4. Understanding Financial Jargon
The lack of any appreciable standardization of financial reporting terminology complicates the understanding of many financial statement account entries. This circumstance can be confusing for the beginning investor. There’s little hope that things will change on this issue in the foreseeable future, but a good financial dictionary can help considerably.
5. Accounting: Art, Not Science
The presentation of a company’s financial position, as portrayed in its financial statements, is influenced by management’s estimates and judgments. In the best of circumstances, management is scrupulously honest and candid, while the outside auditors are demanding, strict, and uncompromising. Whatever the case, the imprecision that can be inherently found in the accounting process means that the prudent investor should take an inquiring and skeptical approach toward financial statement analysis.

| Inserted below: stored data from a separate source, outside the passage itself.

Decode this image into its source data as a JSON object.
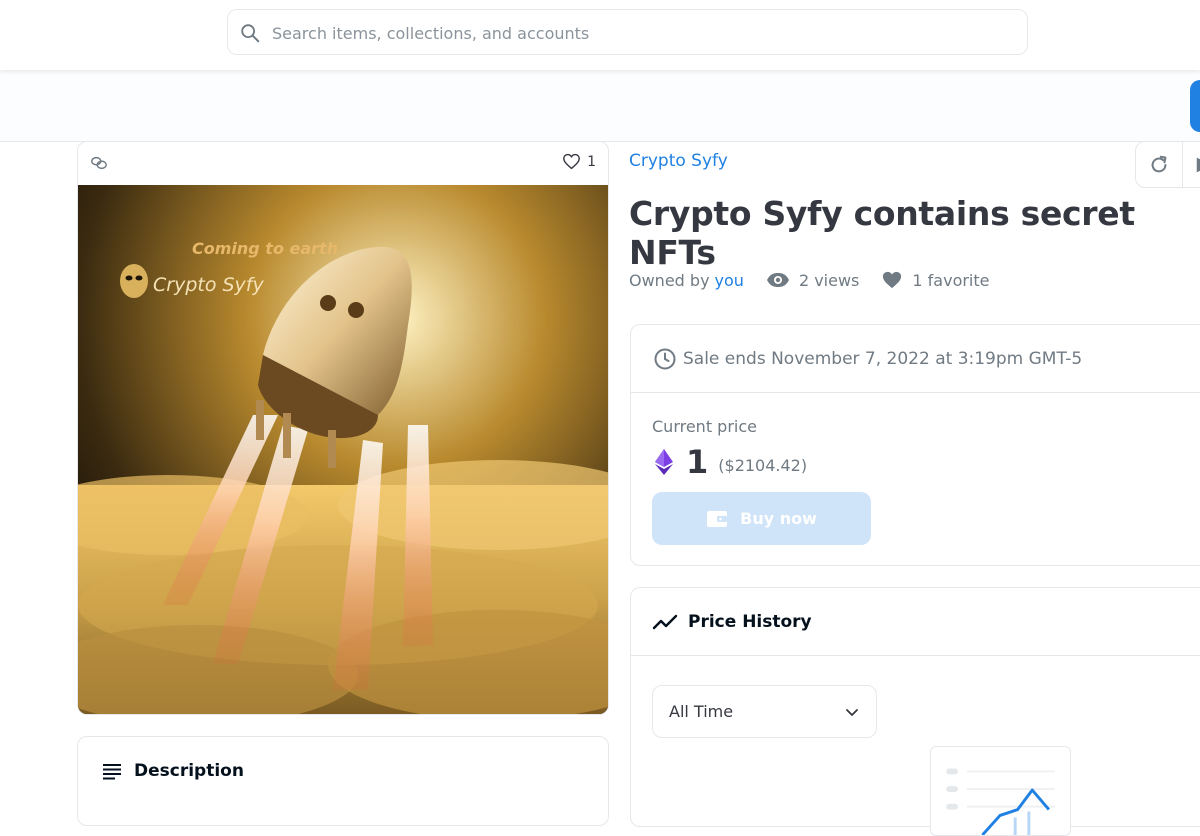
{
  "search": {
    "placeholder": "Search items, collections, and accounts"
  },
  "asset": {
    "favorite_count": "1",
    "art_caption": "Coming to earth",
    "art_brand": "Crypto Syfy"
  },
  "description": {
    "title": "Description"
  },
  "collection": {
    "name": "Crypto Syfy"
  },
  "item": {
    "title": "Crypto Syfy contains secret NFTs",
    "owned_by_label": "Owned by",
    "owner": "you",
    "views": "2 views",
    "favorites": "1 favorite"
  },
  "sale": {
    "ends_text": "Sale ends November 7, 2022 at 3:19pm GMT-5",
    "current_price_label": "Current price",
    "price": "1",
    "price_usd": "($2104.42)",
    "buy_label": "Buy now"
  },
  "price_history": {
    "title": "Price History",
    "range": "All Time"
  },
  "colors": {
    "accent": "#2081e2",
    "buy_button_disabled": "#cfe3f9",
    "eth": "#7b3fe4"
  }
}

6. Non-Financial Information
Information on the state of the economy, the industry, competitive considerations, market forces, technological change, the quality of management, and the workforce are not directly reflected in a company’s financial statements. Investors need to recognize that financial statement insights are but one piece, albeit an important one, of the larger investment puzzle
7. Notes to Financial Statements
The financial statement numbers don’t provide all of the disclosure required by regulatory authorities. Analysts and investors alike universally agree that a thorough understanding of the notes to financial statements is essential to properly evaluate a company’s financial condition and performance. As noted by auditors on financial statements “the accompanying notes are an integral part of these financial statements.” Please include a thorough review of the noted comments in your investment analysis.